MEDAN: Mehr als 300 Rohingya-Flüchtlinge aus Myanmar sind am Montag nach Monaten auf See auf der indonesischen Insel Sumatra gelandet. Eigentlich hätten sie nach Malaysia gewollt, sie seien aber von verschiedenen Ländern immer wieder abgewiesen worden, teilte das UN-Flüchlingshilfswerk UNHCR mit.

Am Ende landeten sie mit ihrem Boot in der streng muslimischen Provinz Aceh in Indonesien, wie der Chef des örtlichen Roten Kreuzes der Deutschen Presse-Agentur bestätigte. «Sie sind schwach und einige von ihnen sind krank.» Nach eigenen Angaben waren die 181 Frauen, 102 Männer und 14 Kinder vor mehr als einem halben Jahr in Bangladesch aufgebrochen.

Mehr als 30 Mitglieder der Gruppe sind UNHCR-Angaben zufolge auf See gestorben. Die «kollektive mangelnde Bereitschaft» verschiedener Staaten, die Rohingya aufzunehmen, habe deren Leidensweg dramatisch verlängert, sagte der UNHCR-Direktor für die Region Asien-Pazifik, Indrika Ratwatte. «Die Gruppe hat über einen Zeitraum von mehr als 200 Tagen auf See wiederholt versucht, irgendwo von Bord zu gehen - ohne Erfolg.»

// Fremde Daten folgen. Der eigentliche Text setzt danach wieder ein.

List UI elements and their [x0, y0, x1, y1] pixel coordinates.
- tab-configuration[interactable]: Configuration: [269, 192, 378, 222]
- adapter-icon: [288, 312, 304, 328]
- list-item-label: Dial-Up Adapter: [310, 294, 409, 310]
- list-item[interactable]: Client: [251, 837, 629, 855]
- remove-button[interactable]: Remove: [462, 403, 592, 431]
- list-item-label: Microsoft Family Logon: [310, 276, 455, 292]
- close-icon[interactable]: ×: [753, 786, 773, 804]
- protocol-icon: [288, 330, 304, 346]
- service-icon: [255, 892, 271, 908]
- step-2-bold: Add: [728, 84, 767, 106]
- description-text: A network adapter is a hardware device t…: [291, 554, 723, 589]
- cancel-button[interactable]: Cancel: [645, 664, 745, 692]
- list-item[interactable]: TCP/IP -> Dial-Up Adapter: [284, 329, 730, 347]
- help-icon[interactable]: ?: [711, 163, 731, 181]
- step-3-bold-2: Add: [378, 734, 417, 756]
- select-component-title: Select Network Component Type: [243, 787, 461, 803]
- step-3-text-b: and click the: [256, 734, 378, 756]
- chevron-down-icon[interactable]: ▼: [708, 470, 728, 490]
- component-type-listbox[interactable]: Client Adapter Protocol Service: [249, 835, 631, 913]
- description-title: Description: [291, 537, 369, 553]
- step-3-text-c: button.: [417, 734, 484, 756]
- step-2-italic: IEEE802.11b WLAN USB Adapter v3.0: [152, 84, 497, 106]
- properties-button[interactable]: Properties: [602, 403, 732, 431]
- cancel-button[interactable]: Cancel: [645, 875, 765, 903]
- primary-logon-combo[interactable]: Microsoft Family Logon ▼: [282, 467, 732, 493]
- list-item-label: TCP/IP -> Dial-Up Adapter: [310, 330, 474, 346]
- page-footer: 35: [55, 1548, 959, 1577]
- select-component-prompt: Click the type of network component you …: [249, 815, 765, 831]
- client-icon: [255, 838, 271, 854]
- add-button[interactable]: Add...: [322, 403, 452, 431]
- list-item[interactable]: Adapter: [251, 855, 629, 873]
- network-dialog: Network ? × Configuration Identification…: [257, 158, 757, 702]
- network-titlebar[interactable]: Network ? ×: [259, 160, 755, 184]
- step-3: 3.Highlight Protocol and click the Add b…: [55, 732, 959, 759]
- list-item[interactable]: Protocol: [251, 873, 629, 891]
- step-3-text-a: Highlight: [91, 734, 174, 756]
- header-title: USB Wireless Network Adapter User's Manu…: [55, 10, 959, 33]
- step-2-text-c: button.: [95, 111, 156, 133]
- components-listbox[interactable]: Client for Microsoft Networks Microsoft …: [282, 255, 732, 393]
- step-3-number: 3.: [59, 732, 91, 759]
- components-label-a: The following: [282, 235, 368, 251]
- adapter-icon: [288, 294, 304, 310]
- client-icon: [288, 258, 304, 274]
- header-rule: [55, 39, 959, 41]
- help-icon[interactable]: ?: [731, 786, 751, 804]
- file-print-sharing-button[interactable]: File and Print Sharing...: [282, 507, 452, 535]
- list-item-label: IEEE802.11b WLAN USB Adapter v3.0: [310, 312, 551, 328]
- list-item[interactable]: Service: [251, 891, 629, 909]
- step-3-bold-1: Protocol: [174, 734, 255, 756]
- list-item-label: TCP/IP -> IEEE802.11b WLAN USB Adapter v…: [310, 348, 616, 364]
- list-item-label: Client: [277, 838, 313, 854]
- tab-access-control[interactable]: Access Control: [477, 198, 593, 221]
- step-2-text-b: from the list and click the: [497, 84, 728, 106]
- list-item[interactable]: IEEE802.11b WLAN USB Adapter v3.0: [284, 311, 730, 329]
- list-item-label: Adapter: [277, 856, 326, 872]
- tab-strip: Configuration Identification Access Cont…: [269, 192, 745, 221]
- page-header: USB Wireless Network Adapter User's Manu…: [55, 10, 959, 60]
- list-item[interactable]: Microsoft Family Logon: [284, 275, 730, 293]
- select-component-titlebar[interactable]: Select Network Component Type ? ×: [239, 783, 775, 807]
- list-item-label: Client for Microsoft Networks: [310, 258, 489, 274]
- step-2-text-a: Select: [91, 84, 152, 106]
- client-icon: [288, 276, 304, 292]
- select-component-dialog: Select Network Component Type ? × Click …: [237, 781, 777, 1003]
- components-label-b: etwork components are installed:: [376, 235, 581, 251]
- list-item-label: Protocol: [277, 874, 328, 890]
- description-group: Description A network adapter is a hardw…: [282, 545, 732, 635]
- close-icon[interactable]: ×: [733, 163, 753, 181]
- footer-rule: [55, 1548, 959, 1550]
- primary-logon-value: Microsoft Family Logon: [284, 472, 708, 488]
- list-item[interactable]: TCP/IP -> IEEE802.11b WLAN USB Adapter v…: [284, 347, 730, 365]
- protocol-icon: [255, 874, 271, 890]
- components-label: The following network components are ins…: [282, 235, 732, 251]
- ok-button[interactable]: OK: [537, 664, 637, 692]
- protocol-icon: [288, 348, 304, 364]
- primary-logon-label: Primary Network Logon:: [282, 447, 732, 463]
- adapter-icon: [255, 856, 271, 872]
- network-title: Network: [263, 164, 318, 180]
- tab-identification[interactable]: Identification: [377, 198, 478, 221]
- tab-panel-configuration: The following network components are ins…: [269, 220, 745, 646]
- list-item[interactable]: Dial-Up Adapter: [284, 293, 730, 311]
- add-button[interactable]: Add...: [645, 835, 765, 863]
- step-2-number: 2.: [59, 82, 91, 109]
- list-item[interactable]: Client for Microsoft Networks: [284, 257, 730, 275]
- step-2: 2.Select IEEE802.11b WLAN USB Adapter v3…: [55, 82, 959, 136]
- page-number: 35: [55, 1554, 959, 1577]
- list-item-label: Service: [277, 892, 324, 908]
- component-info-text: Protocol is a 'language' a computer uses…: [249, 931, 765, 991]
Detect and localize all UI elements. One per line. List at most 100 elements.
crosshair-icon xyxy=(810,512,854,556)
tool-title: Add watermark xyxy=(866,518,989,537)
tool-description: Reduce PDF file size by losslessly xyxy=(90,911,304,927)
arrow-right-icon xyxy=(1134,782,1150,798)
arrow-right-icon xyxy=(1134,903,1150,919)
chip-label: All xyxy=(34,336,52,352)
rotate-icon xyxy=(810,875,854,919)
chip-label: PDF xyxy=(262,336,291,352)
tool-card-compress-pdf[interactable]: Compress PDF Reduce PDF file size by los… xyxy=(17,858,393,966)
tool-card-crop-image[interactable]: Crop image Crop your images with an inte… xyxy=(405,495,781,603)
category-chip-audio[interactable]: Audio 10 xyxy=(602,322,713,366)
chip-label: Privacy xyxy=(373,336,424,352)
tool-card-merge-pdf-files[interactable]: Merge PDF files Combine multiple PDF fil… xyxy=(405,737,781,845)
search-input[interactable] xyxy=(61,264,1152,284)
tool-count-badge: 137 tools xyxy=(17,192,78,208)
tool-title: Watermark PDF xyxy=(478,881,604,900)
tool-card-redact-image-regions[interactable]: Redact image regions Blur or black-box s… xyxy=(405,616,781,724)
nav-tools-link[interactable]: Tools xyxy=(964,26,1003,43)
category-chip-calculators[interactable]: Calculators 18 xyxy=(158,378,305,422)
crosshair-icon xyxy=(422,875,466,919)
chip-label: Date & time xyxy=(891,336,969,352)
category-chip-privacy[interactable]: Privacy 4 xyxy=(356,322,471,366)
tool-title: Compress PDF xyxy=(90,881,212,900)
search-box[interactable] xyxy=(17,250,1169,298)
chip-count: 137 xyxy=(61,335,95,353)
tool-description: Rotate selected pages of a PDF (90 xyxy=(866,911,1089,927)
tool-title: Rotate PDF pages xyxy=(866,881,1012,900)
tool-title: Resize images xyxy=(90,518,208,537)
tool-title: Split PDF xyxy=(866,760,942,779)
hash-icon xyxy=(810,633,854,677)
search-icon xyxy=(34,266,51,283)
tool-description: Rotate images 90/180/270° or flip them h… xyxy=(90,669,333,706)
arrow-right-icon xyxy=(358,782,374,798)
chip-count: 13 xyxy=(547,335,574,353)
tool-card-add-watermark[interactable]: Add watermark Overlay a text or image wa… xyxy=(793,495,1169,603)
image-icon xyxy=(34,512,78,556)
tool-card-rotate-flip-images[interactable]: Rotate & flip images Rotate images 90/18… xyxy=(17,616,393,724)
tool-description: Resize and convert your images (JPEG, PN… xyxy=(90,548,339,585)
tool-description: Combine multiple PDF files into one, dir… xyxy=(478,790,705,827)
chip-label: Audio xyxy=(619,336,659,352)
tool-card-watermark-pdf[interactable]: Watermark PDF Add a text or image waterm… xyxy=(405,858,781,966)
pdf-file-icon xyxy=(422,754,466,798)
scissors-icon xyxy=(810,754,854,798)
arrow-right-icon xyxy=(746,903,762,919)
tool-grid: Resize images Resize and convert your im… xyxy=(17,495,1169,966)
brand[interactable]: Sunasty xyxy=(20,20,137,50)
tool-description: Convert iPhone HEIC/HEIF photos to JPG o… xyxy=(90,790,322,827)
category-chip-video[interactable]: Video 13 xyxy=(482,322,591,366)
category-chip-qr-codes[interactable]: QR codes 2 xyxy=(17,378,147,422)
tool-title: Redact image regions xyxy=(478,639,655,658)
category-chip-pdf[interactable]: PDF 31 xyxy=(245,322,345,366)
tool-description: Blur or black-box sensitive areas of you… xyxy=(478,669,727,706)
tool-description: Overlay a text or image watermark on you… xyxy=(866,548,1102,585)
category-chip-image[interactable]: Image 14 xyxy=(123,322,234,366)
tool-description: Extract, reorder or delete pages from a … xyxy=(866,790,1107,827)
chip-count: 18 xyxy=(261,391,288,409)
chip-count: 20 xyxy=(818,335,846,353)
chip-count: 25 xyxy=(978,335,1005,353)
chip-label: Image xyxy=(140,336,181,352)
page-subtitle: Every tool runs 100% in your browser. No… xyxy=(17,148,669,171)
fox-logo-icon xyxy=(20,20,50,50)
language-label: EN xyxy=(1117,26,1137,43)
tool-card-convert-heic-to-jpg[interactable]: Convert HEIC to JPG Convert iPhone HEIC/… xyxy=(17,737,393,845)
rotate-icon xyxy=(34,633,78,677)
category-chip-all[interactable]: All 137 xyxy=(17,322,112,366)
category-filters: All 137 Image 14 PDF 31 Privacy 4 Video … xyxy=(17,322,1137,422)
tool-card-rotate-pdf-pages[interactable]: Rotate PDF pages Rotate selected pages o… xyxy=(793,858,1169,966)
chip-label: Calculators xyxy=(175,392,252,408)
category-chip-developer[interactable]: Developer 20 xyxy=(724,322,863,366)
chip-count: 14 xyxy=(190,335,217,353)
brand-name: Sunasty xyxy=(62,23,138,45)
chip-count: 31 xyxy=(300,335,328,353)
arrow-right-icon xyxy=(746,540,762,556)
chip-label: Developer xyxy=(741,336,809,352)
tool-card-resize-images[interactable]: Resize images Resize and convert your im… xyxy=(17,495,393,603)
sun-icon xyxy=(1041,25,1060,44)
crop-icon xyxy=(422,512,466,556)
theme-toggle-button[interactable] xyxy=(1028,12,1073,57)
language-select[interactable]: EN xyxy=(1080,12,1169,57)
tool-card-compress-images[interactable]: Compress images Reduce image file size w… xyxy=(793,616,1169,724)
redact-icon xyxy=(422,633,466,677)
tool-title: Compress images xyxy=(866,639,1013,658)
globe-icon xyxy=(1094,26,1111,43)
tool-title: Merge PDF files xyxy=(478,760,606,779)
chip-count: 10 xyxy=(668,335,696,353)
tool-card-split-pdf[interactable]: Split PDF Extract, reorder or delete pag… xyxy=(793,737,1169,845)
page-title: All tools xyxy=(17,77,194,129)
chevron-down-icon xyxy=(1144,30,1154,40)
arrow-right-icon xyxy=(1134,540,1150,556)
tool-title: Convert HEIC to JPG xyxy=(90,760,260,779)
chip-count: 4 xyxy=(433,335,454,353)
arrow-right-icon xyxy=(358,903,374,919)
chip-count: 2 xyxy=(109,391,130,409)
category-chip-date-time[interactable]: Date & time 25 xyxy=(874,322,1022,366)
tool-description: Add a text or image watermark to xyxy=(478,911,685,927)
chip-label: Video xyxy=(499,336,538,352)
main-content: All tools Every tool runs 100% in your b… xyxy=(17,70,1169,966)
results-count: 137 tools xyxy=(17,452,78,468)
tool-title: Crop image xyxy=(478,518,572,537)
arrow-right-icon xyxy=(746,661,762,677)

Die Rohingya seien zunächst in provisorischen Unterkünften in der Stadt Lhokseumawe untergebracht worden. Zudem wurden nach Angaben der Menschenrechtsorganisation Human Initiative Corona-Schnelltests durchgeführt. In den vergangenen Jahren sind Tausende Rohingya in Aceh angekommen, weil ihre Boote auf dem Weg nach Malaysia und andere Länder der Region vom Kurs abkamen oder abgewiesen wurden.

Im früheren Birma werden die Rohingya seit Jahrzehnten verfolgt und diskriminiert, viele verloren durch ein 1982 erlassenes Gesetz die Staatsbürgerschaft und sind staatenlos. Hunderttausende von ihnen sind aus Myanmar geflohen. Die meisten leben in dicht besiedelten Lagern in Bangladesch. Die UN bezeichnen die Verfolgung der Minderheit als Völkermord. Das Militär von Myanmar und die Regierung unter der Friedensnobelpreisträgerin Aung San Suu Kyi stehen wegen der Verfolgung international in der Kritik.